Initially, before doing the research, I was going to use a ledger strip to attach the deck to my brick-veneer house but the code states that, generally, brick veneer walls are not to be used as load bearing structures for decks etc and therefore I would need another row of bloody footings.
Unfortunately, when I went to buy the 90x45 pine, the supply of F7 had all but dried up (at least in Canberra). Luckily, at the time of setting out the footings, I had over-engineered the number of footings and put them closer together than the span tables had indicated for a F7 structure. They were sufficiently close together to be suitable for the F5. Otherwise, I would have needed to up the bearer & joist specs. In the end, I did manage to get some F7 but about half of the bearers & joists are F5.
After using the water-in-a-clear-tube levelling method to mark off the stumps (90x90 treated pine for the central stumps and 90x90 merbau posts for the perimeter hand rail posts), I cut the stumps to length and circular sawed/chiselled out the numerous mortises for the bearer housings. I used 2x10mm coach bolts to secure the bearers to the stumps and posts and Pryda triplegrips to secure the joists to the bearers. The whole lot was braced in numerous places to ensure all was sound. I sealed all of the cut ands and joints with a couple of coats of Solarguard.
To be continued
Treated Pine/Timber Quality
Bloss, I agree about hand selecting the timber. Since that first load, I have gone and hand select the timber. Depending on when you go, the good:bad ratio concerning relatively straight treated pine in the yard can vary from a good day 1:3 good:bad; to a bad day 1:6 or even worse.

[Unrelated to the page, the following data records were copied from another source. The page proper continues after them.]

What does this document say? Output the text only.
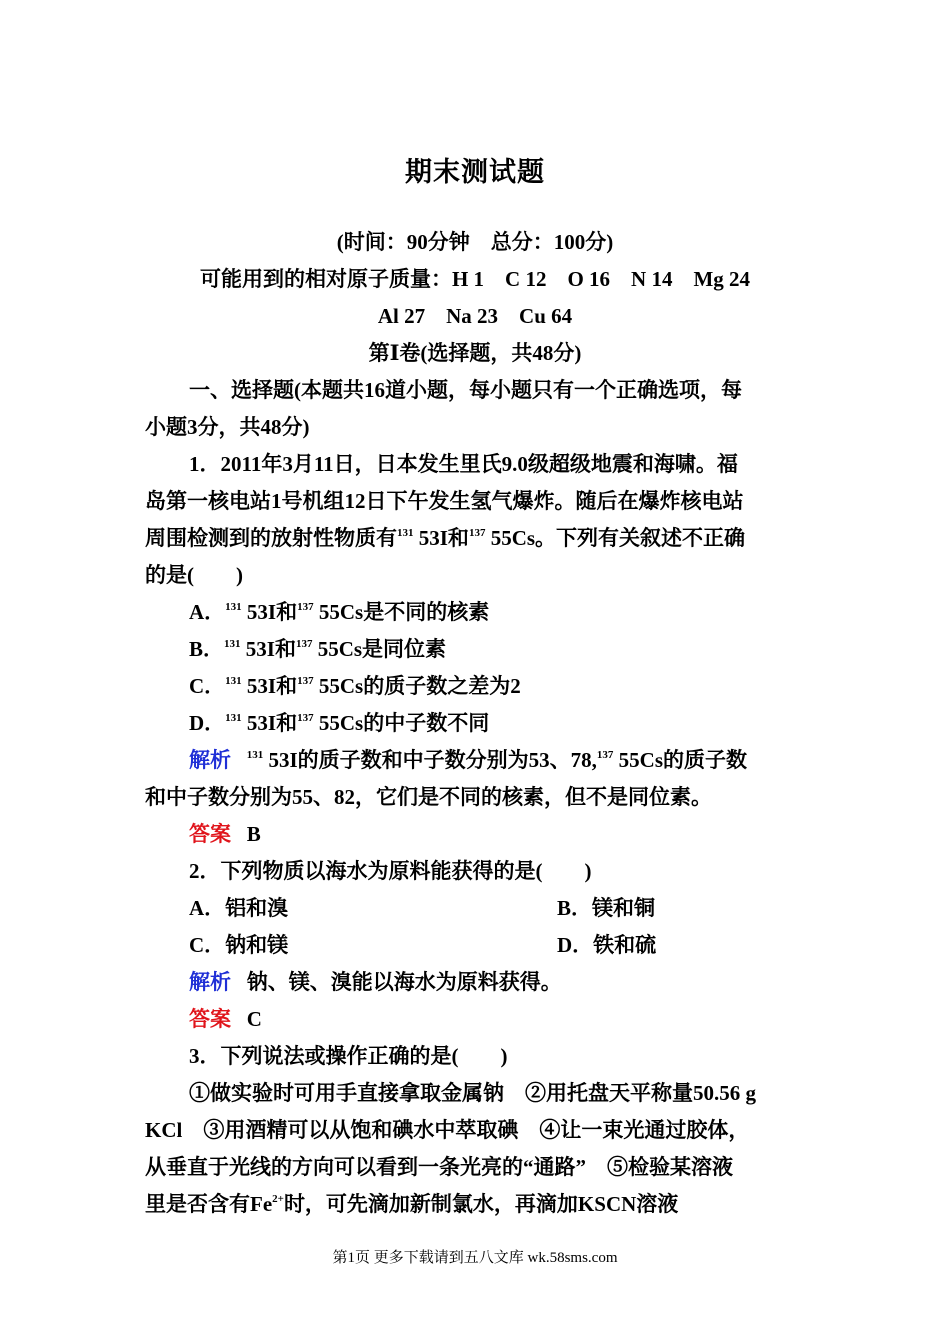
期末测试题
(时间：90分钟　总分：100分)
可能用到的相对原子质量：H 1　C 12　O 16　N 14　Mg 24
Al 27　Na 23　Cu 64
第Ⅰ卷(选择题，共48分)
一、选择题(本题共16道小题，每小题只有一个正确选项，每
小题3分，共48分)
1．2011年3月11日，日本发生里氏9.0级超级地震和海啸。福
岛第一核电站1号机组12日下午发生氢气爆炸。随后在爆炸核电站
周围检测到的放射性物质有$^{131}$ 53I和$^{137}$ 55Cs。下列有关叙述不正确
的是(　　)
A．$^{131}$ 53I和$^{137}$ 55Cs是不同的核素
B．$^{131}$ 53I和$^{137}$ 55Cs是同位素
C．$^{131}$ 53I和$^{137}$ 55Cs的质子数之差为2
D．$^{131}$ 53I和$^{137}$ 55Cs的中子数不同
解析 $^{131}$ 53I的质子数和中子数分别为53、78,$^{137}$ 55Cs的质子数
和中子数分别为55、82，它们是不同的核素，但不是同位素。
答案 B
2．下列物质以海水为原料能获得的是(　　)
A．铝和溴	B．镁和铜
C．钠和镁	D．铁和硫
解析 钠、镁、溴能以海水为原料获得。
答案 C
3．下列说法或操作正确的是(　　)
①做实验时可用手直接拿取金属钠　②用托盘天平称量50.56 g
KCl　③用酒精可以从饱和碘水中萃取碘　④让一束光通过胶体，
从垂直于光线的方向可以看到一条光亮的“通路”　⑤检验某溶液
里是否含有$Fe^{2+}$时，可先滴加新制氯水，再滴加KSCN溶液
第1页 更多下载请到五八文库 wk.58sms.com
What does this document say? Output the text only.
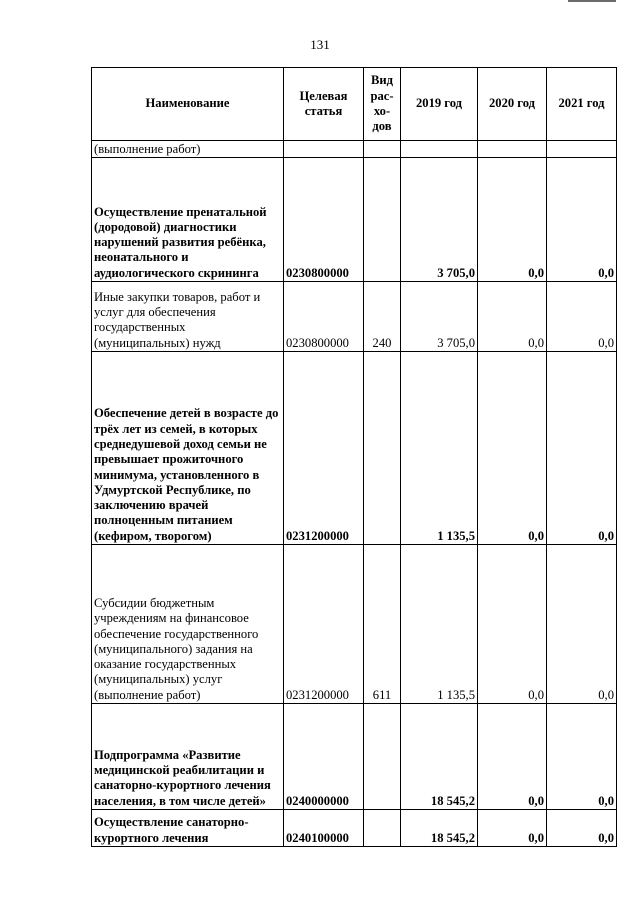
131
Наименование	Целевая статья	Вид рас-хо-дов	2019 год	2020 год	2021 год
(выполнение работ)					
Осуществление пренатальной (дородовой) диагностики нарушений развития ребёнка, неонатального и аудиологического скрининга	0230800000		3 705,0	0,0	0,0
Иные закупки товаров, работ и услуг для обеспечения государственных (муниципальных) нужд	0230800000	240	3 705,0	0,0	0,0
Обеспечение детей в возрасте до трёх лет из семей, в которых среднедушевой доход семьи не превышает прожиточного минимума, установленного в Удмуртской Республике, по заключению врачей полноценным питанием (кефиром, творогом)	0231200000		1 135,5	0,0	0,0
Субсидии бюджетным учреждениям на финансовое обеспечение государственного (муниципального) задания на оказание государственных (муниципальных) услуг (выполнение работ)	0231200000	611	1 135,5	0,0	0,0
Подпрограмма «Развитие медицинской реабилитации и санаторно-курортного лечения населения, в том числе детей»	0240000000		18 545,2	0,0	0,0
Осуществление санаторно-курортного лечения	0240100000		18 545,2	0,0	0,0
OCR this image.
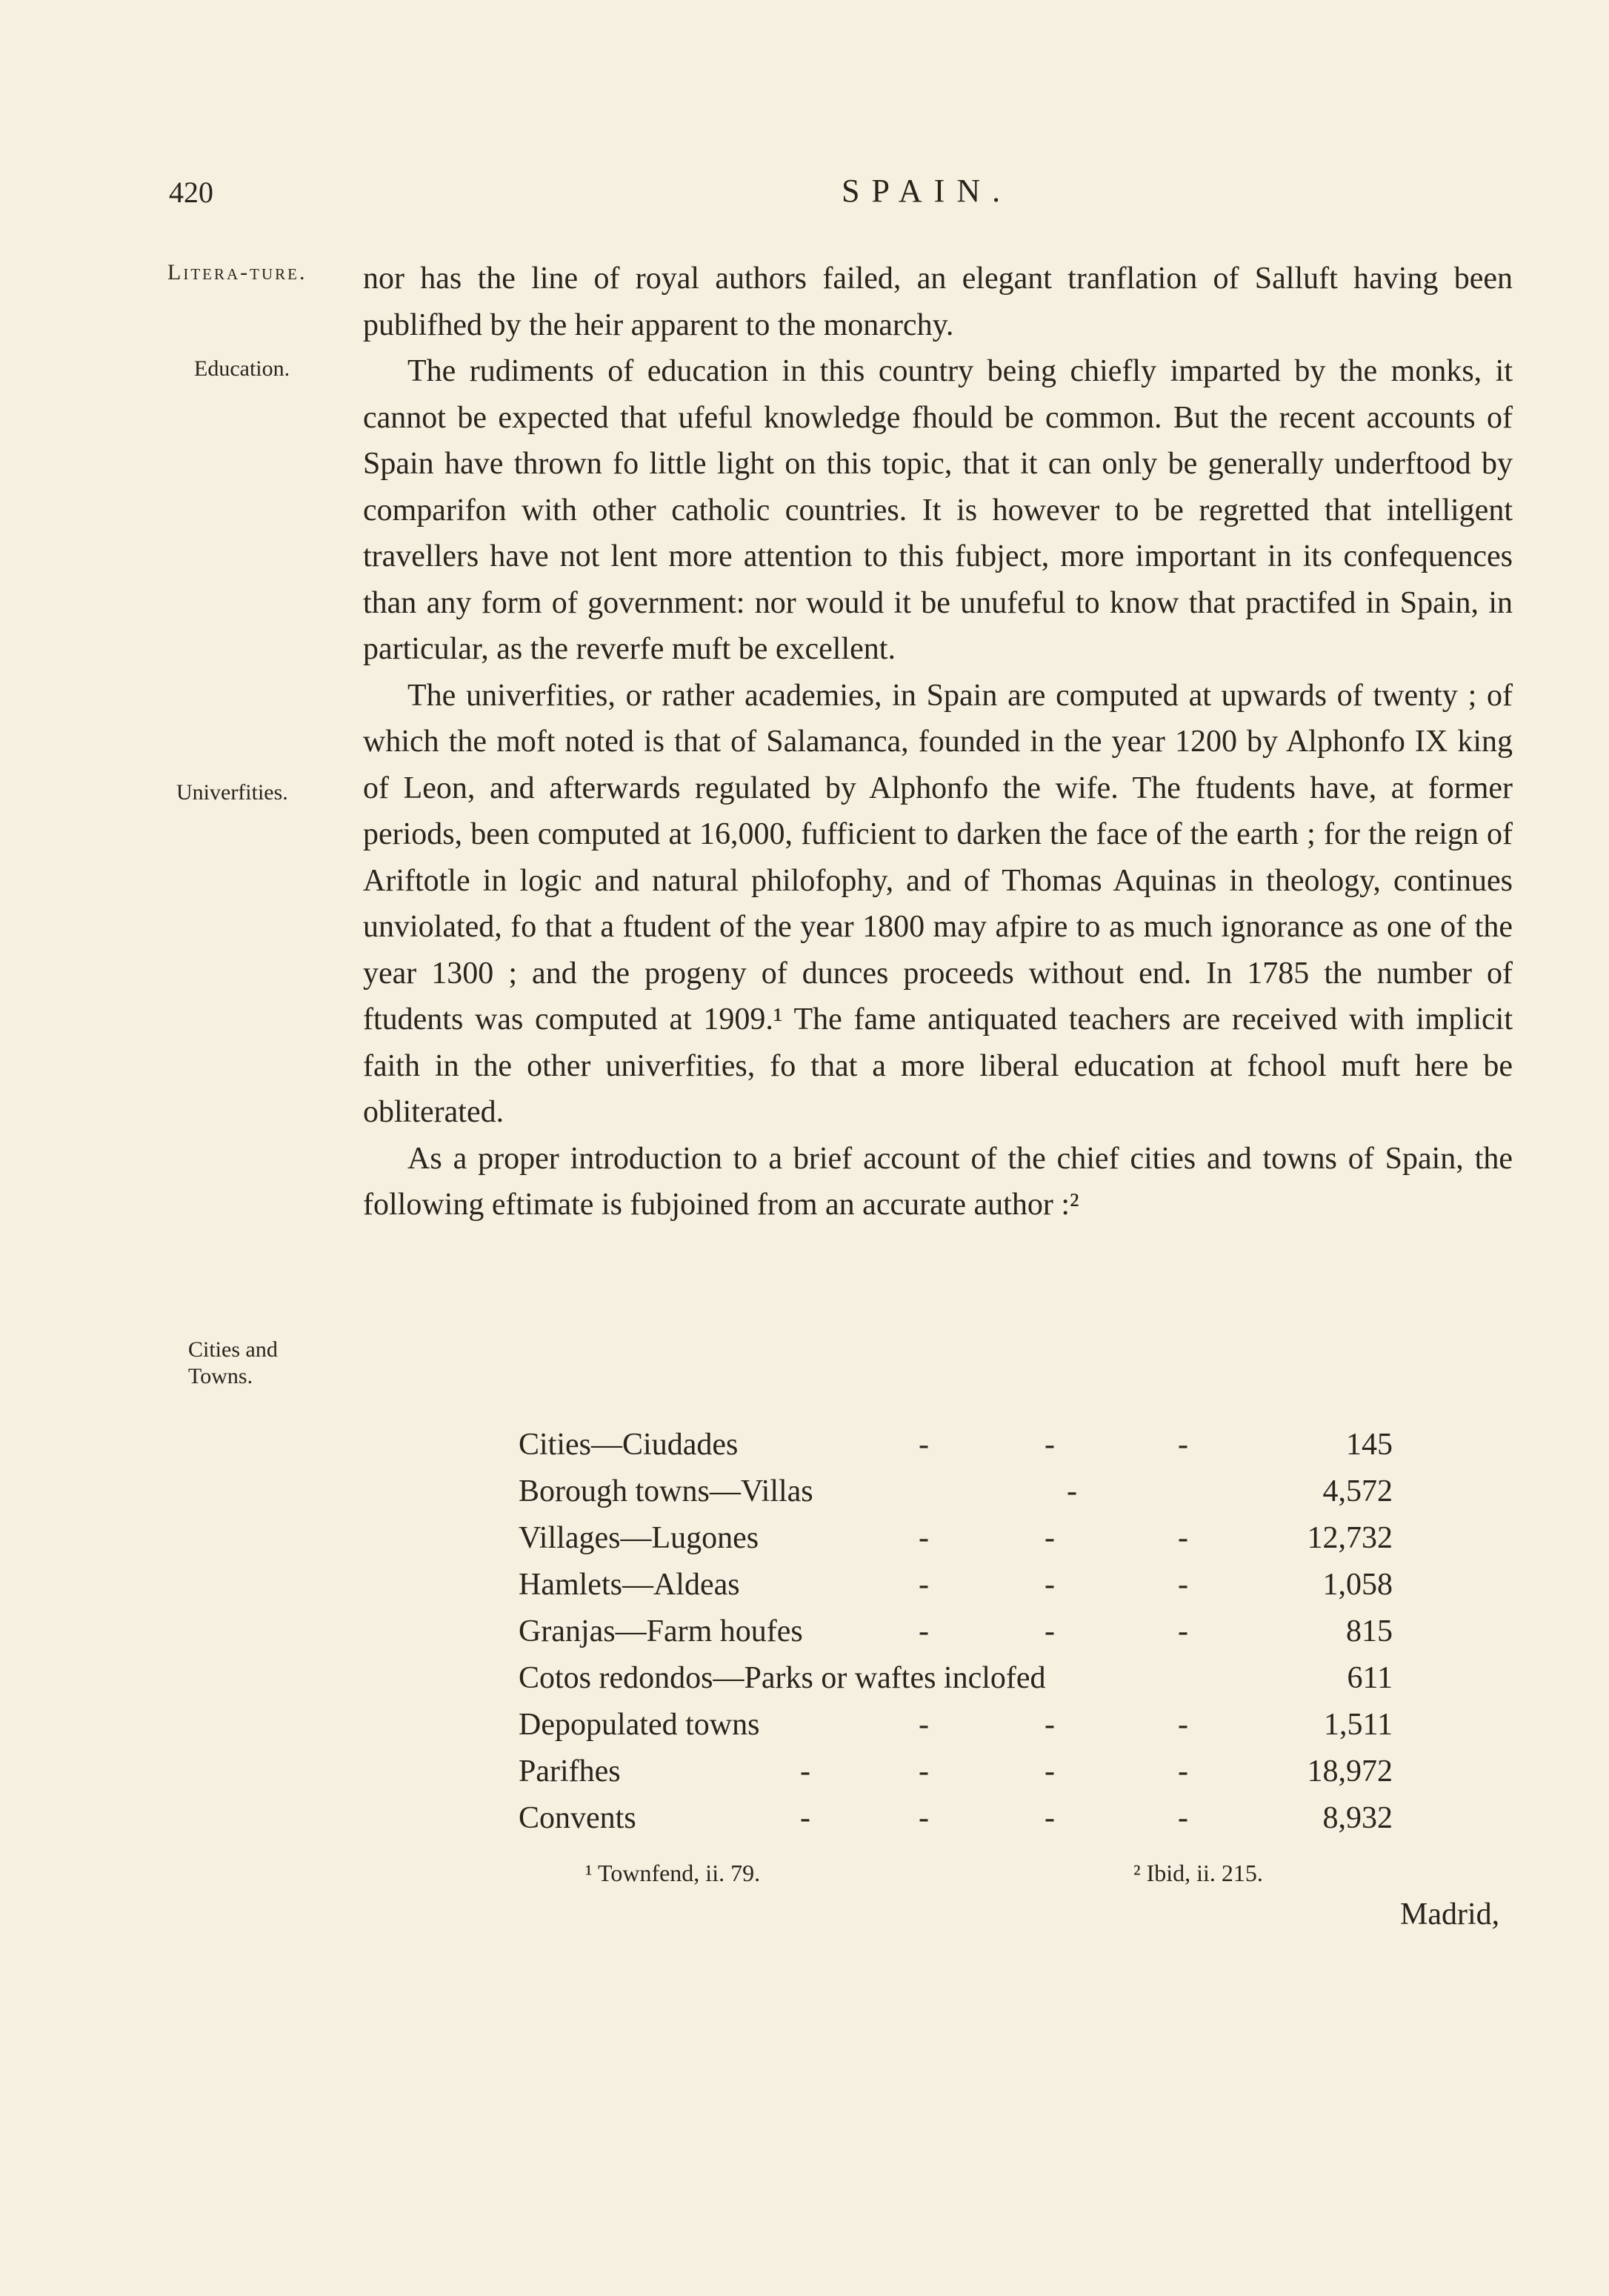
420	SPAIN.
Litera-ture.
Education.
Univerfities.
Cities and Towns.

nor has the line of royal authors failed, an elegant tranflation of Salluft having been publifhed by the heir apparent to the monarchy.

The rudiments of education in this country being chiefly imparted by the monks, it cannot be expected that ufeful knowledge fhould be common. But the recent accounts of Spain have thrown fo little light on this topic, that it can only be generally underftood by comparifon with other catholic countries. It is however to be regretted that intelligent travellers have not lent more attention to this fubject, more important in its confequences than any form of government: nor would it be unufeful to know that practifed in Spain, in particular, as the reverfe muft be excellent.

The univerfities, or rather academies, in Spain are computed at upwards of twenty ; of which the moft noted is that of Salamanca, founded in the year 1200 by Alphonfo IX king of Leon, and afterwards regulated by Alphonfo the wife. The ftudents have, at former periods, been computed at 16,000, fufficient to darken the face of the earth ; for the reign of Ariftotle in logic and natural philofophy, and of Thomas Aquinas in theology, continues unviolated, fo that a ftudent of the year 1800 may afpire to as much ignorance as one of the year 1300 ; and the progeny of dunces proceeds without end. In 1785 the number of ftudents was computed at 1909.¹ The fame antiquated teachers are received with implicit faith in the other univerfities, fo that a more liberal education at fchool muft here be obliterated.

As a proper introduction to a brief account of the chief cities and towns of Spain, the following eftimate is fubjoined from an accurate author :²

Cities—Ciudades	-	-	-	145
Borough towns—Villas	-	4,572
Villages—Lugones	-	-	-	12,732
Hamlets—Aldeas	-	-	-	1,058
Granjas—Farm houfes	-	-	-	815
Cotos redondos—Parks or waftes inclofed	611
Depopulated towns	-	-	-	1,511
Parifhes	-	-	-	-	18,972
Convents	-	-	-	-	8,932
¹ Townfend, ii. 79.	² Ibid, ii. 215.
Madrid,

I know that the yard will take back the lengths that are badly bowed/twisted but that is an inconvenience for me. That said, there are several lengths of the merbau decking (that came with the original load) that I will return for exchange as they are either badly bowed, twisted or wavy. As for the original load's deformed treated pine, I have been able to use that for bracing/shorter runs and therefore used it selectively.
In Canberra, there is a supplier that has a strict policy of ensuring the supply of straight treated pine but you pay a considerable preium for one of their employee's to go and hand select from the mill.